Hamburg stabbings suspect was known Islamic radical and mentally unstable

A Palestinian man who allegedly stabbed one person to death and injured six others in Hamburg was known to German authorities as a suspected Islamic radical but was also psychologically unstable, officials said.

The suspect, a 26-year-old who had no identity papers other than a birth certificate showing he was born in the United Arab Emirates, was quickly overwhelmed by passers-by and arrested after Friday's attack at a supermarket in Hamburg's Barmbek district.

He was not named by authorities, in keeping with Germany privacy laws.

The man's motive remained unclear on Saturday, but he is believed to have acted alone and there are no indications that he had links to any network, Hamburg state interior minister Andy Grote said.

Police said the suspect grabbed a kitchen knife with an 8in blade from a shelf at the supermarket on Friday afternoon and stabbed three men, one of them fatally.

He then left the shop and injured another three people outside, not all of them with the knife. Passers-by then pursued and overwhelmed the suspect, who was arrested by police.

Mr Grote said none of the wounded suffered injuries considered to be life-threatening, though some were seriously hurt.

The man arrived in Germany in March 2015 after stops in Spain, Sweden and Norway. His request for asylum was rejected late last year and authorities were trying to secure new Palestinian papers to deport him - a process in which they said he had co-operated.

Officials said he was on their radar as a suspected Islamic radical, but not as a "jihadist".

A friend had tipped off authorities about changes in the man's behaviour, telling them he had stopped drinking alcohol and started talking about the Koran, said Torsten Voss, head of the Hamburg branch of the domestic intelligence agency.

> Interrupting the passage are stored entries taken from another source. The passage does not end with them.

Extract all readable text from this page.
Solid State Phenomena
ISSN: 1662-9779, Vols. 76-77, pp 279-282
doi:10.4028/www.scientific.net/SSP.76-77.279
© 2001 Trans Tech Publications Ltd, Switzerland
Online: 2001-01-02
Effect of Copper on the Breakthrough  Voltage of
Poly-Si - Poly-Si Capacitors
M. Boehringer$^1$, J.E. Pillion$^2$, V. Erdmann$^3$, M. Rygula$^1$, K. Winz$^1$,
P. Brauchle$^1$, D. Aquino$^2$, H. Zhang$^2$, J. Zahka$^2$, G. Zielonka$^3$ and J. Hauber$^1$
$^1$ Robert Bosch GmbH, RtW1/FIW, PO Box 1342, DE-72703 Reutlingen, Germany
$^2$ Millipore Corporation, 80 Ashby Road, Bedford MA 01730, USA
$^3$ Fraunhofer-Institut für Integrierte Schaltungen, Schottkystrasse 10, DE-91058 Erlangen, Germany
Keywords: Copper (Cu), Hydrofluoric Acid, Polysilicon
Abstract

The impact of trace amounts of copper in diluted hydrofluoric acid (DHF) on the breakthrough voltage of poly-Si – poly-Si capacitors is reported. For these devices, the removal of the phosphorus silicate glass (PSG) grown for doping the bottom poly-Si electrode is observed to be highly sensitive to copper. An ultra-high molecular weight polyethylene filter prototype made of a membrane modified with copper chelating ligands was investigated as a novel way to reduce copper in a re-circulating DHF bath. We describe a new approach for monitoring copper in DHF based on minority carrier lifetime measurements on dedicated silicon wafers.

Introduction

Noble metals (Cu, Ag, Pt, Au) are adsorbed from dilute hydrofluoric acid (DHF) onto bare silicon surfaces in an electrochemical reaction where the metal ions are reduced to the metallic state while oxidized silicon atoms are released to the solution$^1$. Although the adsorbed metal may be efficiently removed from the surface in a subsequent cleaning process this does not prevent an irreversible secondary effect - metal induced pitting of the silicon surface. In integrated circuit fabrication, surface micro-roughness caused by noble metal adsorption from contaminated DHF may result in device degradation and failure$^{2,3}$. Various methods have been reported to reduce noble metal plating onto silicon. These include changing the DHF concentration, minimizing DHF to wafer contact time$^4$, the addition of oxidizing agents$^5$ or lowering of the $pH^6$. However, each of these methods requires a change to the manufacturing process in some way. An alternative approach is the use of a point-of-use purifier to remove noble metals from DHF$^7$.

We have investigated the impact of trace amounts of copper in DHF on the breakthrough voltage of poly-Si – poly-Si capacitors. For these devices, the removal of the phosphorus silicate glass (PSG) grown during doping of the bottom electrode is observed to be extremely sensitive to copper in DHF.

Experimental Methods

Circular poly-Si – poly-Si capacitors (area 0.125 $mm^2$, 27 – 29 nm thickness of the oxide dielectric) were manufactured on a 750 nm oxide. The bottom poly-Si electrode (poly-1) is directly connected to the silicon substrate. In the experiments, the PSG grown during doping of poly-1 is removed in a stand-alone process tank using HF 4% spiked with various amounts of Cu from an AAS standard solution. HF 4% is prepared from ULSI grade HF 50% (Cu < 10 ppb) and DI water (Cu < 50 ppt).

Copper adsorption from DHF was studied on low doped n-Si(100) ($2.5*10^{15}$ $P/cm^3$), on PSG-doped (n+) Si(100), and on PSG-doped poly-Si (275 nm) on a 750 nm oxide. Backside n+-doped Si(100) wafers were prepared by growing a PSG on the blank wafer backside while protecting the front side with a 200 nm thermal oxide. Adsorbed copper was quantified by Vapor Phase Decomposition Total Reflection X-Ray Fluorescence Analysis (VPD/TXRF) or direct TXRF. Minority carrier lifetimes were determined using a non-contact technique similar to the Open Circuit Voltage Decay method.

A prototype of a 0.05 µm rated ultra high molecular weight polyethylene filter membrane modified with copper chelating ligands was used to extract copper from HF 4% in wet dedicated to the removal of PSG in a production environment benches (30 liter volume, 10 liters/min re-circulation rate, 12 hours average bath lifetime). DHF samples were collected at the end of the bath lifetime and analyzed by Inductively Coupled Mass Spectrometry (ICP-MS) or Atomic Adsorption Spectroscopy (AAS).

Officials interviewed the man and came away with the impression that he was a "destabilised personality" but not someone who posed an immediate danger, Mr Voss said.

"We evaluated him rather as someone who was psychologically unstable than had clear Islamic extremist motivations," he told a news conference. Authorities are not aware of any connections to Hamburg's Islamic extremist scene.

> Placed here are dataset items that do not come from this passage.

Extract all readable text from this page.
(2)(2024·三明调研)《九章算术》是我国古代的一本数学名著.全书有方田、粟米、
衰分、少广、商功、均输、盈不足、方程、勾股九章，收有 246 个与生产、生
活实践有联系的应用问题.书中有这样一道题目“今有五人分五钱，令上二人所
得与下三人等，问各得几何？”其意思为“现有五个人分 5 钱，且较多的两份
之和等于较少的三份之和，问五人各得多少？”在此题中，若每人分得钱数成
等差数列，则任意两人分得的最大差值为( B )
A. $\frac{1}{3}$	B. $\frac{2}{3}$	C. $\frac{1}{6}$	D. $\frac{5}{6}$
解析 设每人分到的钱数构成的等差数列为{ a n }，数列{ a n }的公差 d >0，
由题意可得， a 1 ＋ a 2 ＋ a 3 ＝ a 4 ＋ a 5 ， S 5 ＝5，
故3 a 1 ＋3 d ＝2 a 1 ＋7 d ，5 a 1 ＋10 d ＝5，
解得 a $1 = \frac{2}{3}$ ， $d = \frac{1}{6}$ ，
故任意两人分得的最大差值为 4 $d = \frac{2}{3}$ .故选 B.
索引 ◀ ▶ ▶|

A search of the man's room at a centre for asylum-seekers turned up no weapons or weapon-like objects, prosecutors said.

The suspect has not yet talked about Friday's attack, prosecutor Joerg Froehlich said, though he has indicated that he acted alone.

Mr Froehlich said authorities intend to ask that he be held in custody on suspicion of murder and five counts of attempted murder, but may seek to have him held at a psychiatric unit instead.